Bezüglich des «Green Approach» sind vom Bazl lediglich Allgemeinplätze zu erfahren: «Das Bazl hat ein starkes Interesse an diesem Verfahren», ist vom Sprecher Daniel Göring zu erfahren, «es bestehen mehrere Ideen auf verschiedenen Flughäfen.» Zu den Verhandlungen mit Deutschland mag man sich nicht äussern. Ähnlich zurückhaltend äussern sich Skyguide und der Kanton Zürich. Für Unique wäre eine Lösung zwar dringlich, doch die Flughafenbetreiberin will sich nicht öffentlich in den Streit mit Deutschland einmischen. (Alle Stellungnahmen in voller Länge)

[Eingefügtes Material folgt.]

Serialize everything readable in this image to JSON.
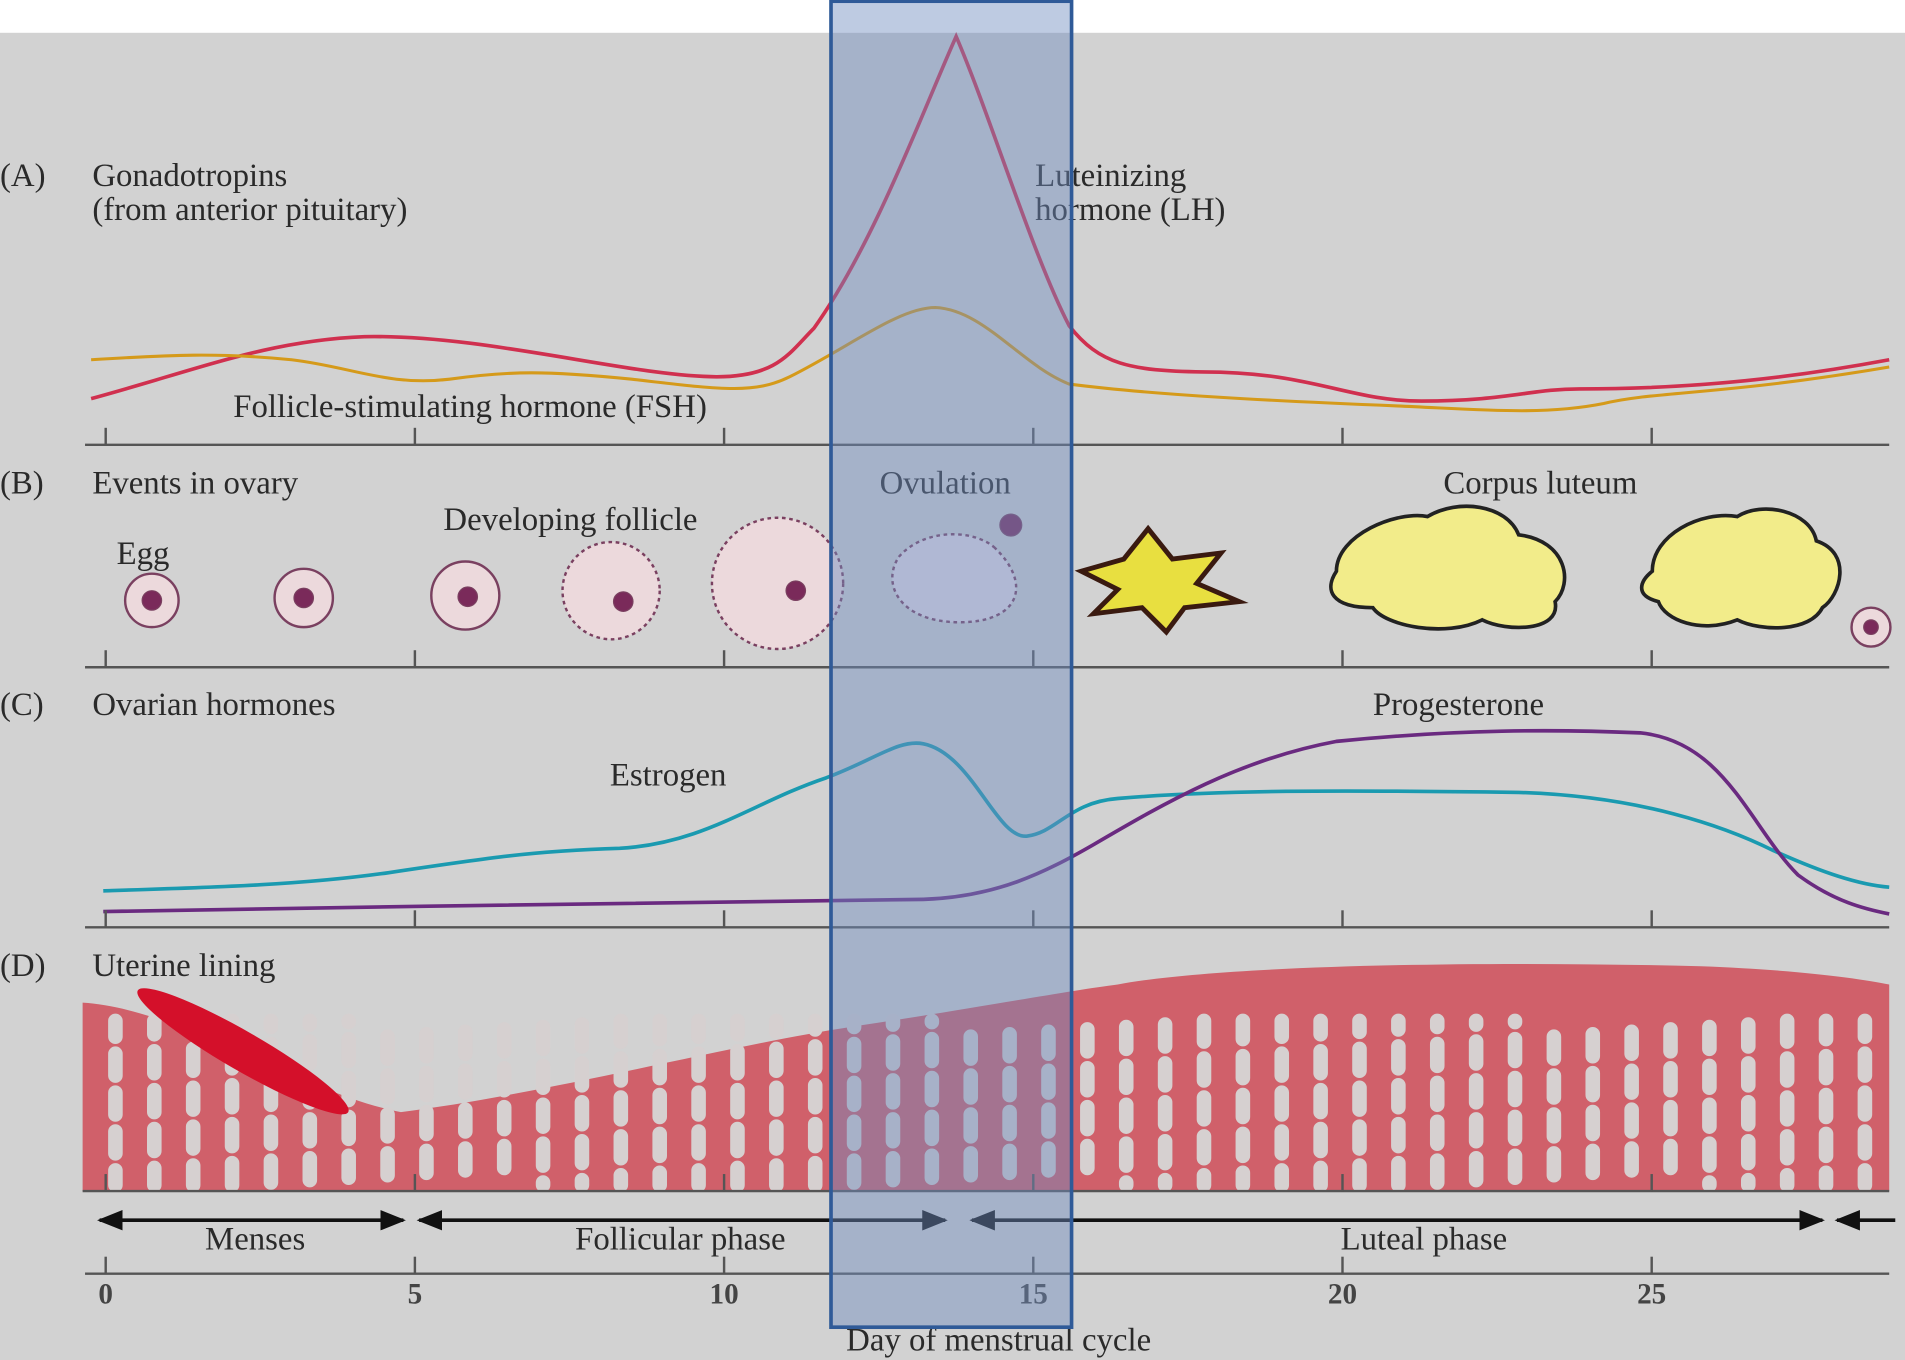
{
  "panels": [
    {
      "letter": "(A)",
      "title": "Gonadotropins",
      "subtitle": "(from anterior pituitary)"
    },
    {
      "letter": "(B)",
      "title": "Events in ovary"
    },
    {
      "letter": "(C)",
      "title": "Ovarian hormones"
    },
    {
      "letter": "(D)",
      "title": "Uterine lining"
    }
  ],
  "labels": {
    "lh_line1": "Luteinizing",
    "lh_line2": "hormone (LH)",
    "fsh": "Follicle-stimulating hormone (FSH)",
    "egg": "Egg",
    "developing_follicle": "Developing follicle",
    "ovulation": "Ovulation",
    "corpus_luteum": "Corpus luteum",
    "estrogen": "Estrogen",
    "progesterone": "Progesterone"
  },
  "phases": [
    "Menses",
    "Follicular phase",
    "Luteal phase"
  ],
  "axis": {
    "title": "Day of menstrual cycle",
    "ticks": [
      0,
      5,
      10,
      15,
      20,
      25
    ]
  }
}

Dabei müssten die massiven und konkreten Treibstoffeinsparungen – je nach Berechnung könnten jährlich über 100 000 Tonnen CO2 vermieden werden – durchaus im Sinne Leuenbergers sein. Doch der Verkehrsminister setzt primär auf den Kauf von Myclimate-Flugtickets: Für jede Flugmeile, die einer seiner Beamten fliegt, zahlt der Bund einen Betrag an eine private Organisation, die Umweltprojekte finanziert und in deren Patronatskomitee Leuenberger selber sitzt. Eingespart wird dadurch kein Gramm CO2; und den lärmgeplagten Anwohnern nützen die Ablasszahlungen fürs schlechte Gewissen auch nichts.

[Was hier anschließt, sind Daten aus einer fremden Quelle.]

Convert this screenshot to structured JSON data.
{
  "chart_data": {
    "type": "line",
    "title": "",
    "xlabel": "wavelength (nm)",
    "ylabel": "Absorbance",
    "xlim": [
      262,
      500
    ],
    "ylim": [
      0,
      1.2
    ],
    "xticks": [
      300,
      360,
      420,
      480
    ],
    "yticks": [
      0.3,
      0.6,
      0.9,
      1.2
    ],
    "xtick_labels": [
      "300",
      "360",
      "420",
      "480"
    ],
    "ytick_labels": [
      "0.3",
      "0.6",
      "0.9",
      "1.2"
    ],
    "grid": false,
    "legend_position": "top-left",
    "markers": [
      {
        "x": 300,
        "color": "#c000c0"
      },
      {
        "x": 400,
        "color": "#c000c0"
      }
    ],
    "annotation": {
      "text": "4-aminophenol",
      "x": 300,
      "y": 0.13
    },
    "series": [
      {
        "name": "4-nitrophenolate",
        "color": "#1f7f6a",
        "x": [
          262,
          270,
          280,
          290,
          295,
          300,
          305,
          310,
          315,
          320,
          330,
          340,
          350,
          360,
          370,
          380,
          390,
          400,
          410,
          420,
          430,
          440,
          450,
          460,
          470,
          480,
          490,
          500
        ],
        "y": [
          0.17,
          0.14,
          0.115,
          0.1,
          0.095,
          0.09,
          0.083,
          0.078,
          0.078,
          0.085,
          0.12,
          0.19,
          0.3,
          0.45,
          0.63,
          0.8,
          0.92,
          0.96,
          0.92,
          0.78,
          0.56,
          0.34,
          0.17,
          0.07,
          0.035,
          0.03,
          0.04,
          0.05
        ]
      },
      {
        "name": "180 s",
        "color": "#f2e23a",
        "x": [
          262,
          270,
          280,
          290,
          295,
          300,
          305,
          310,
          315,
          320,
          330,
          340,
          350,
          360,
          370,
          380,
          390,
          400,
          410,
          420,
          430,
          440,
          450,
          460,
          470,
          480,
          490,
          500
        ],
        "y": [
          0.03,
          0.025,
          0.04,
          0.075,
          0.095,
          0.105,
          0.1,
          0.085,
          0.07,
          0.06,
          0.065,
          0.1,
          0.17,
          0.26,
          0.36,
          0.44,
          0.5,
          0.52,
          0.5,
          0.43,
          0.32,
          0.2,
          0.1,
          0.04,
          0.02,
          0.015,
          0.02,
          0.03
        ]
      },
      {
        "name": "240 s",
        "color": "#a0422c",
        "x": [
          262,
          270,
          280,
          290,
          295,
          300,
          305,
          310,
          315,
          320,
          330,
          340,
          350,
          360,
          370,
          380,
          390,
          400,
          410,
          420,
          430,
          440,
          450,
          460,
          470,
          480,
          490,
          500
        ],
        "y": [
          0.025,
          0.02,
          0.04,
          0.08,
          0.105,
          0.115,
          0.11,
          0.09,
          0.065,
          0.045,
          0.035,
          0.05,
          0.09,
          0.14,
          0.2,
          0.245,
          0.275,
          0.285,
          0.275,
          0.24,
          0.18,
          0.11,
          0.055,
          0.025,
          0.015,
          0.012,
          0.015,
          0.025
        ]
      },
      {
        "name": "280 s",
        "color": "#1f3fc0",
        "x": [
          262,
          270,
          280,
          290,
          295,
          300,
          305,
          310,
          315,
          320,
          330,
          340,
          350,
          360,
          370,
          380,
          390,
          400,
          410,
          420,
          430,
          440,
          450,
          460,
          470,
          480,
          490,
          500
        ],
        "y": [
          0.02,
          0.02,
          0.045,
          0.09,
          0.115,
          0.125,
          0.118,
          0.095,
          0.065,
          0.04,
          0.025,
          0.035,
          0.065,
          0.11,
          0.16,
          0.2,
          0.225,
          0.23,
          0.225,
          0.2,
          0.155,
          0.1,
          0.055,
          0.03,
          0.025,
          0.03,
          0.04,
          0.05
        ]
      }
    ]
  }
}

Wie das Bazl weiter ausführt, soll vorerst der Fluglärm um den Zürcher Flughafen neu gemessen werden. Diese Massnahme wurde im April 2008 beschlossen, als die deutsche Bundeskanzlerin Angela Merkel als Staatsgast in der Schweiz weilte. Fazit: Während Europa die Weichen für die Zukunft stellt, erhebt die Schweiz längst bekannte Daten neu.